# WiFi Only Tablets ?



## Cruiser Too (Mar 16, 2011)

IPad-2 and now XOOM have both come out with "Wifi-Only" Tablets.
I googled "Wifi-Only" + "Definition" but still couldn't find the answer to my question.

So here I come to the Land of Tuggers where legions of techies roam.

Questions:
What is a "WiFi-Only" Tablet ?

How does it differ to a *NOT* "WiFi-Only" tablet ?

By the name "WiFi-Only" it seems to have serious limitations,
when you're not near a hot-spot.

Enlighten Me... Please !

Doug


----------



## Elan (Mar 16, 2011)

It means you can only access the internet via a wi-fi network, not directly via a cellular network.  Therefore you must be within range of a wi-fi transmitter (home network, Starbucks, hotel, etc) to access the internet.


----------



## Passepartout (Mar 16, 2011)

It also means that some of the functions that are internet dependent- like GPS don't work. Balance that out with the fact that there are no cellular or roaming charges with a wi-fi only tablet. The motion detector does work however. One of my favorite apps, StarWalk, still shows the stars, constellations, planets and their paths as you hold the iPad up to the sky. It may be off a few miles from where it last located itself, but when you are dealing with distances in light years, it's of little consequence.

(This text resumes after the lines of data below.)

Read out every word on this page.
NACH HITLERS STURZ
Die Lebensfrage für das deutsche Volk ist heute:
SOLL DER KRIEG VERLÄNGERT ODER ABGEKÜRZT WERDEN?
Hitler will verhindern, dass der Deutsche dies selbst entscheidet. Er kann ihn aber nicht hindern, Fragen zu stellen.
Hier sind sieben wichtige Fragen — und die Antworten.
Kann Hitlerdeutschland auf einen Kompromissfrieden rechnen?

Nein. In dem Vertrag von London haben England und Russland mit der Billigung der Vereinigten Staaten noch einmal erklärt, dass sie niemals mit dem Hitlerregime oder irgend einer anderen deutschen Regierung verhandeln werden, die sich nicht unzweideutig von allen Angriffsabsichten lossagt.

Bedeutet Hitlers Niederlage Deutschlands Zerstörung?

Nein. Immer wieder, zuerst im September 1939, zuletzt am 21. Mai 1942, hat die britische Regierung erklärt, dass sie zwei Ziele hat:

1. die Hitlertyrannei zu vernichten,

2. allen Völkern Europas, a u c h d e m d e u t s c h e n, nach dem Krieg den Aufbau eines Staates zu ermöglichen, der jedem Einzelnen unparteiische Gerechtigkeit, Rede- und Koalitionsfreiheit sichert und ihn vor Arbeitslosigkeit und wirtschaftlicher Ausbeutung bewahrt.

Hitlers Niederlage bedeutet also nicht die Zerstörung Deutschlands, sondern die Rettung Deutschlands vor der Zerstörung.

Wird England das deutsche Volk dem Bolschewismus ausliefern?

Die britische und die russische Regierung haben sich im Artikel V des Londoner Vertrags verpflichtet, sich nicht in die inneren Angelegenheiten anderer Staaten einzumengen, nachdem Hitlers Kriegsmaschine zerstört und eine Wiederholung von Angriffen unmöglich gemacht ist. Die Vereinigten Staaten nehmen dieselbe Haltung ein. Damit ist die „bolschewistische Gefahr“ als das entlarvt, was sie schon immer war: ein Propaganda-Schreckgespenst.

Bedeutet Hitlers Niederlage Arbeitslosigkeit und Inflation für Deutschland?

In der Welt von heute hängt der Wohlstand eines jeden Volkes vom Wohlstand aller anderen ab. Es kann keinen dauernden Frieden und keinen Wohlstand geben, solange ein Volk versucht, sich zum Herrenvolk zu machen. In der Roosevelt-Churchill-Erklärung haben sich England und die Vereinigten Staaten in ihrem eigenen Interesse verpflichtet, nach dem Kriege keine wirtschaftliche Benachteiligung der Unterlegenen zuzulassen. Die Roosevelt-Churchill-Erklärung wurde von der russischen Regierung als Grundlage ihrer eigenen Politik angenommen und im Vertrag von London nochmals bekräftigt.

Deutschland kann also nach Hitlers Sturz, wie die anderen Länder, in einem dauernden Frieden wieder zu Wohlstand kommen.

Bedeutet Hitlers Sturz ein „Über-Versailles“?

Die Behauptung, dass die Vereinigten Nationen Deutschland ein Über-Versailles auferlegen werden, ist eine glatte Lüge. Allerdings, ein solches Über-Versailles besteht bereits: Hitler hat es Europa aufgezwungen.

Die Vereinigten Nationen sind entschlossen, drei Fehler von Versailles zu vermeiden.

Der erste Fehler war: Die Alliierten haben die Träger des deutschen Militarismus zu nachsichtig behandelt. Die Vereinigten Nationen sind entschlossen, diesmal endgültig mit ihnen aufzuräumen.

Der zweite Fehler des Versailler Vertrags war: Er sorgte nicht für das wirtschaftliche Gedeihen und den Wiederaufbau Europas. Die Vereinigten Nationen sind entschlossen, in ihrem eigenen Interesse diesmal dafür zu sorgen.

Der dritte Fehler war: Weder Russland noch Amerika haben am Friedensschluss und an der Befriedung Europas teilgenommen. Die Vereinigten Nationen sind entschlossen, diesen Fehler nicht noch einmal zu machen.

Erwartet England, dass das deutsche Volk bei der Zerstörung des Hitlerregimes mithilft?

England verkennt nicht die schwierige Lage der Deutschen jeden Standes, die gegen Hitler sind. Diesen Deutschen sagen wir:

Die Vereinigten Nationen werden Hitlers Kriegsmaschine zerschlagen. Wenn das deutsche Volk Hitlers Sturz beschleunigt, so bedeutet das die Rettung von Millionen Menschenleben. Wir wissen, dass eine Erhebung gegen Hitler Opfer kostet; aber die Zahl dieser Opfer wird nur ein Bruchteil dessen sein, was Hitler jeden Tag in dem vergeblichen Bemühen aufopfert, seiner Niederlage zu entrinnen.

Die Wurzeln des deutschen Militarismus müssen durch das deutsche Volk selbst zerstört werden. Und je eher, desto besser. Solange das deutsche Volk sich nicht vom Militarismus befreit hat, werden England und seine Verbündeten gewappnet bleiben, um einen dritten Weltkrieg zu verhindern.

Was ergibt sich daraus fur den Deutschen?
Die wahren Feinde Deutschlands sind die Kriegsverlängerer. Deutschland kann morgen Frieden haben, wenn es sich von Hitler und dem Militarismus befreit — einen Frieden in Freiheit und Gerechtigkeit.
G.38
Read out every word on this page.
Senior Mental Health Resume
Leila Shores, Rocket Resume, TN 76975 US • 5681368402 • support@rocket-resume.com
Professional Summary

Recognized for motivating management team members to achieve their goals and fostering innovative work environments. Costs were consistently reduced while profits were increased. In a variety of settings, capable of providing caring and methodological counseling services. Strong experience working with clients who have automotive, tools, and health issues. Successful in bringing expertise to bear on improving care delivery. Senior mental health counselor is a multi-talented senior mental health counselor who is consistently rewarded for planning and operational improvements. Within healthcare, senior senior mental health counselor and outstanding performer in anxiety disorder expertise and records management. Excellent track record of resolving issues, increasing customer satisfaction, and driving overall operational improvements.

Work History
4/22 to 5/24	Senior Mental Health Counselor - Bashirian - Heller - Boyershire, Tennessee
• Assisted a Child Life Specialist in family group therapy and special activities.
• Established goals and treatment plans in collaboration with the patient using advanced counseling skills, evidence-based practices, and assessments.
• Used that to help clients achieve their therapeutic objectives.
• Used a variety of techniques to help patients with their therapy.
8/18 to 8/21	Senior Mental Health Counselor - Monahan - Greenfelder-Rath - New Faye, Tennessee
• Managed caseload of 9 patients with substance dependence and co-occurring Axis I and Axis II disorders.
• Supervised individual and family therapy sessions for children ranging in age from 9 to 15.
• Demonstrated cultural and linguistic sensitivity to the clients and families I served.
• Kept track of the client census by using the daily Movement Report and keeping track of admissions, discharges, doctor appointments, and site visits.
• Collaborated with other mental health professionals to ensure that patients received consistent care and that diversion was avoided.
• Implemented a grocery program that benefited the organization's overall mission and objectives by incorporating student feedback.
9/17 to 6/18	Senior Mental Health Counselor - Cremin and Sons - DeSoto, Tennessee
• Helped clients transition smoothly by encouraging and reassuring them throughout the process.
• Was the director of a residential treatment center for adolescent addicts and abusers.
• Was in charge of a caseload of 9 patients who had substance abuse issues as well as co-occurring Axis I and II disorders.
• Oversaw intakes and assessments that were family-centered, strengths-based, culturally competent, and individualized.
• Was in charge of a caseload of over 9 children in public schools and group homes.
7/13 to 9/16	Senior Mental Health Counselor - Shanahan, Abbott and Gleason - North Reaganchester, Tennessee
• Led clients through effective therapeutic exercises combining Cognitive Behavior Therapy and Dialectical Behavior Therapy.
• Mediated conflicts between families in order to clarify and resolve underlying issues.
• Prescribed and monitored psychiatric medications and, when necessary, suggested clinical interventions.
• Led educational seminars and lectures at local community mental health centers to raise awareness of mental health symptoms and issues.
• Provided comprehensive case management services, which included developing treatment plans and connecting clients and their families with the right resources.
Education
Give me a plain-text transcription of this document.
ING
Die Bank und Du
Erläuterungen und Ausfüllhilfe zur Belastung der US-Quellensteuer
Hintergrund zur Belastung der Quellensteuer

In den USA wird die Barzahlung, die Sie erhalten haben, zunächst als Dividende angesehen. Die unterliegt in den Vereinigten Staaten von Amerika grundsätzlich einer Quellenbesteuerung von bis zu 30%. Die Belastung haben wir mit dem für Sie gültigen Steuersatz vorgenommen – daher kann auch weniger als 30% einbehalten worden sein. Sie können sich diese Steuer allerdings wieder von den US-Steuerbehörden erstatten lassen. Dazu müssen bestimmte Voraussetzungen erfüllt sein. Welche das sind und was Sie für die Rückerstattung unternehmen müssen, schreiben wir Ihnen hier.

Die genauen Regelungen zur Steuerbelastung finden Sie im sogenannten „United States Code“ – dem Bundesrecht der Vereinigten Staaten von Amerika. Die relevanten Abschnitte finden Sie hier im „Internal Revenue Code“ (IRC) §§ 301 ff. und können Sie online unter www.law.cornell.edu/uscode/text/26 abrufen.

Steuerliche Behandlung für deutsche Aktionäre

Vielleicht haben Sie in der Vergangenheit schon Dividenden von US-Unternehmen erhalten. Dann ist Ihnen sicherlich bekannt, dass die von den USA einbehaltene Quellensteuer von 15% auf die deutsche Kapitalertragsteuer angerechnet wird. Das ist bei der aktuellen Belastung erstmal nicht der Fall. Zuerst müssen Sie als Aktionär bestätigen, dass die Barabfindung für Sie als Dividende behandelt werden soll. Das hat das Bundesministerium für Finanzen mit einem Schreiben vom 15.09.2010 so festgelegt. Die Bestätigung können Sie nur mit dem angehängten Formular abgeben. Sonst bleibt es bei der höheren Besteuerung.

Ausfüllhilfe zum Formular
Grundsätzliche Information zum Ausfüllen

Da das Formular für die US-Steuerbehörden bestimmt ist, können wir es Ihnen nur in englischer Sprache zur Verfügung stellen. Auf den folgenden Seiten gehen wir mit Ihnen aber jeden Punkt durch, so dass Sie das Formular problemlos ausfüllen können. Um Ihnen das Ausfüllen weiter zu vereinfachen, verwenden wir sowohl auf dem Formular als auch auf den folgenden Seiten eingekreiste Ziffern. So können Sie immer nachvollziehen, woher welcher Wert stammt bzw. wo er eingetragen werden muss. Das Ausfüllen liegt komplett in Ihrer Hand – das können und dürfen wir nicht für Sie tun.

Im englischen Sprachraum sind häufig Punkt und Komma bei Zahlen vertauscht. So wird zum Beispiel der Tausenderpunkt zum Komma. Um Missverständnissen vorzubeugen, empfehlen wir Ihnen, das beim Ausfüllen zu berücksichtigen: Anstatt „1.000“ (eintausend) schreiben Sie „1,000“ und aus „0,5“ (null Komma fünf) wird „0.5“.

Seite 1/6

My iPad is wi-fi only, I have a home wireless network, and the vast majority of outside lodgings I patronize have wireless internet, so I can't say I miss 3G (cellular). 

I'm sure others feel the need to be more connected than I do.

Jim Ricks


----------



## Elan (Mar 16, 2011)

Passepartout said:


> It also means that some of the functions that are internet dependent- like GPS don't work. Balance that out with the fact that there are no cellular or roaming charges with a wi-fi only tablet. The motion detector does work however. One of my favorite apps, StarWalk, still shows the stars, constellations, planets and their paths as you hold the iPad up to the sky. It may be off a few miles from where it last located itself, but when you are dealing with distances in light years, it's of little consequence.
> 
> My iPad is wi-fi only, I have a home wireless network, and the vast majority of outside lodgings I patronize have wireless internet, so I can't say I miss 3G (cellular).
> 
> ...



  Jim, your statement that GPS won't work isn't exactly accurate.  Obviously, GPS reception is independent of cellular reception, so GPS only needs internet access *if* the map data must be retrieved from a server.  If the map data is stored locally (on the device) GPS still works perfectly (I have Garmin XT Mobile map data on my phone, so I can have GPS anywhere out here in the wilds).


----------



## Passepartout (Mar 16, 2011)

Jim, it wouldn't surprise me. I constantly find things that the iPad will do that I didn't know it would do. I'm a neophyte with it. If I want GPS, I just fire up the ol' Garmin and there it is in a much handier package- though much smaller screen than the iPad.

Luddite here....


----------



## Elan (Mar 16, 2011)

Passepartout said:


> Jim, it wouldn't surprise me. I constantly find things that the iPad will do that I didn't know it would do. I'm a neophyte with it. If I want GPS, I just fire up the ol' Garmin and there it is in a much handier package- though much smaller screen than the iPad.
> 
> Luddite here....



  My comments weren't in regard to any specific device, but rather GPS technology in general.  

  Personally, I find it odd that any GPS device would depend on internet connectivity (except for pseudo real time data, such as traffic, road closures, weather, etc).


----------



## Cruiser Too (Mar 17, 2011)

Thank You to both "Jim's"

I am now semi-enlighten


----------